The only woman ever elected to be the Tennessee Democrat or Republican party's nominee for governor or senator is Democrat Jane Eskind, who ran against former Sen. Howard Baker in his final senatorial campaign in 1978. Baker won easily, but Eskind built up enough name recognition to win a Public Service Commission seat in 1980, the first woman to win a statewide office. She later made unsuccessful primary runs for governor in 1986 and Congress in 1987.
Before 2002, Tennessee last had open seats for governor and senator in 1994. Democratic Gov. Ned McWherter was term-limited, and Democratic U.S. Sen. Harlan Mathews had been appointed only as a caretaker for his seat after Democrat U.S. Sen. Al Gore was elected vice president in 1992. In the 1994 election, in a Republican sweep across the country, U.S. Rep. Don Sundquist was elected governor, and actor/lawyer Fred Thompson was elected to the Senate.

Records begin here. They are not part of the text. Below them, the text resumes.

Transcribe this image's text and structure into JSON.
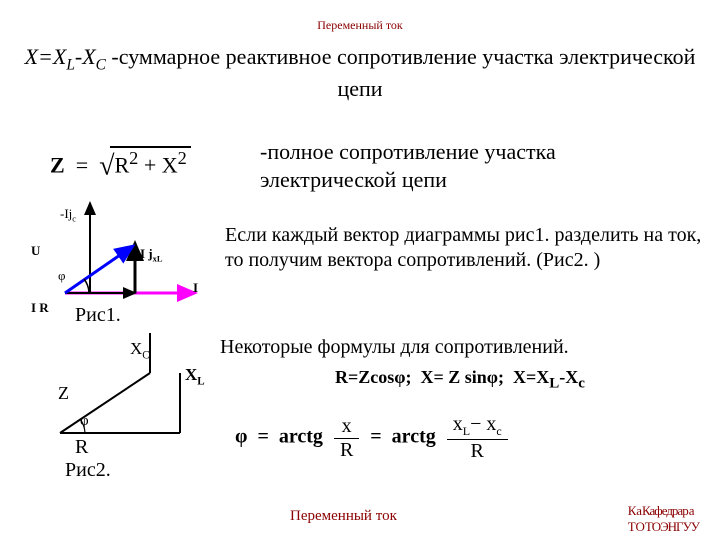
{
  "title": "Переменный ток",
  "headline_html": "<i>X=X<sub>L</sub>-X<sub>C</sub></i> -суммарное реактивное сопротивление участка электрической цепи",
  "full_resistance": "-полное сопротивление участка электрической цепи",
  "z_formula_html": "<b>Z</b> &nbsp;=&nbsp; <span class='sqrt'>√</span><span class='radical'>R<sup>2</sup> + X<sup>2</sup></span>",
  "textblock": "Если каждый вектор диаграммы рис1. разделить на ток, то получим вектора сопротивлений. (Рис2. )",
  "some_formulas_title": "Некоторые формулы для сопротивлений.",
  "some_formulas_line_html": "R=Zcosφ;&nbsp; X= Z sinφ;&nbsp; X=X<sub>L</sub>-X<sub>c</sub>",
  "phi_formula_pre": "φ &nbsp;=&nbsp; arctg",
  "phi_formula_eq": "=&nbsp; arctg",
  "frac1": {
    "num": "x",
    "den": "R"
  },
  "frac2": {
    "num_html": "x<sub>L</sub>− x<sub>c</sub>",
    "den": "R"
  },
  "fig1_caption": "Рис1.",
  "fig2_caption_html": "&nbsp;&nbsp;R<br>Рис2.",
  "footer_ac": "Переменный ток",
  "footer_dept_html": "Ка<span style='letter-spacing:-1px'>Кафедра</span>ра<br>ТО<span style='letter-spacing:-1px'>ТОЭНГУ</span>У",
  "fig1": {
    "labels": {
      "mIjXc": "-Ij<sub>с</sub>",
      "U": "U",
      "IjXL": "I j<sub>xL</sub>",
      "I": "I",
      "IR": "I R",
      "phi": "φ"
    },
    "colors": {
      "axis": "#000000",
      "U": "#0000ff",
      "IjXL_up": "#000000",
      "IjXL_down": "#000000",
      "I": "#ff00ff",
      "IR": "#000000"
    }
  },
  "fig2": {
    "labels": {
      "Xc": "X<sub>C</sub>",
      "Xl": "X<sub>L</sub>",
      "Z": "Z",
      "phi": "φ"
    },
    "colors": {
      "line": "#000000"
    }
  }
}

Before that, 1966 was the last year when the state had open Senate and governor's chairs. In that election, the state chose a Republican — Baker — for the Senate for the first time in 100 years. One other Republican had served — Newell Sanders from 1912 to 1913 — but he had been appointed to office.

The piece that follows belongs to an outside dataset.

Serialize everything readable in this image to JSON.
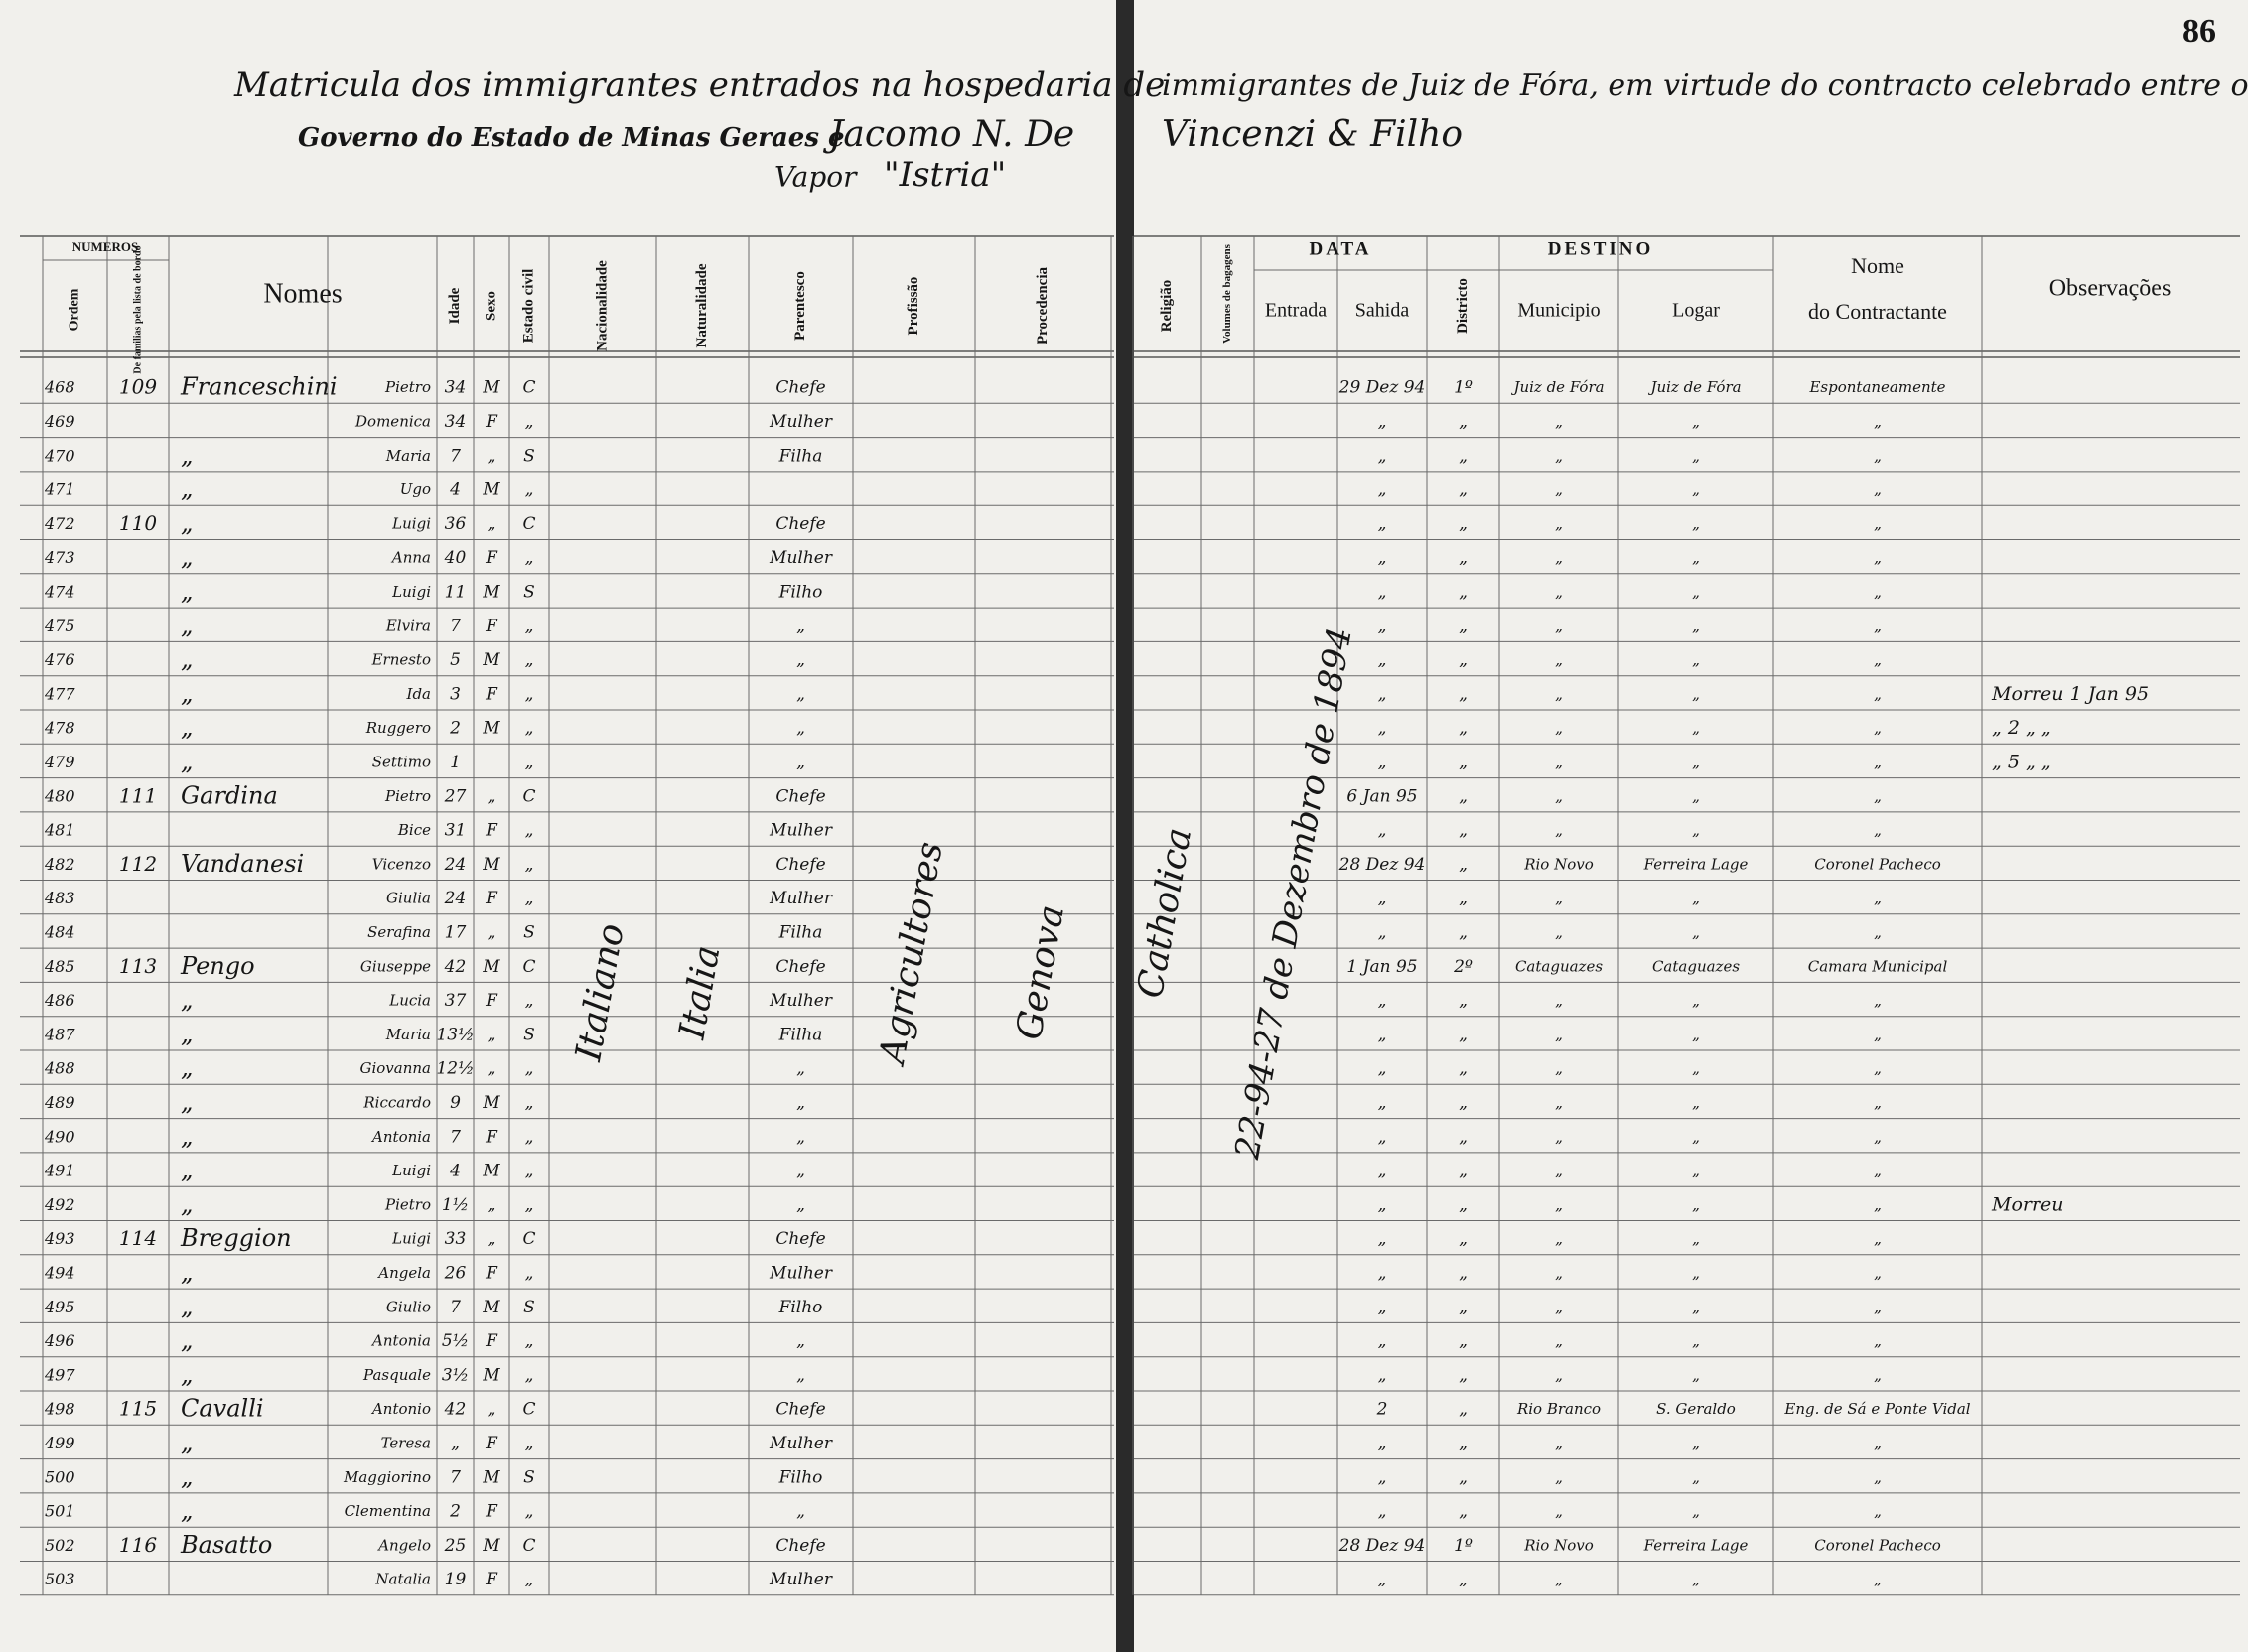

That year, Democrat Buford Ellington was elected governor to the second of two non-consecutive four-year terms he would serve.
Since the last Democrat was elected the Volunteer State's governor — Bredesen in 2002 — and the last time one was elected a U.S. senator — Gore in 1990 — the state has tilted Republican.
That makes the Democratic Party's chances difficult in 2018, but open seats are always easier to win than attempting to roust incumbents. In the past 50 years, U.S. Senate incumbents across the country have won from 55 percent to 96 percent of the time. But in the past 36 years, never less than 75 percent have won, and usually even more.
So Berke would have an uphill climb — though smoother with Gov. Bill Haslam declining to run — but he seemed willing to jump into the fray Thursday when he tweeted, following Blackburn's candidacy declaration: "Instead of someone who proudly talks about being outside the mainstream TN really needs a US Senator who is focused on progress for the middle class — jobs, wages, healthcare and education."
We don't think the mayor would feel the need to respond to one Republican's candidacy were he not preparing to mount a campaign. What would be the upside? Why intentionally dis a candidate who potentially has the possibility of becoming one of the state's two U.S. senators while you are still mayor of Chattanooga?
Berke denied any interest in running for higher office during his re-election bid earlier this year. When one of his opponents produced documents that he believed indicated such a run, the mayor laughed it off.
"We appreciate the opportunity to have a little bit of humor in the middle of the campaign," he said. "This desperate attempt at a negative attack is what's wrong with politics."
Time will tell whether Berke enters the race, but we sense that he senses an opportunity.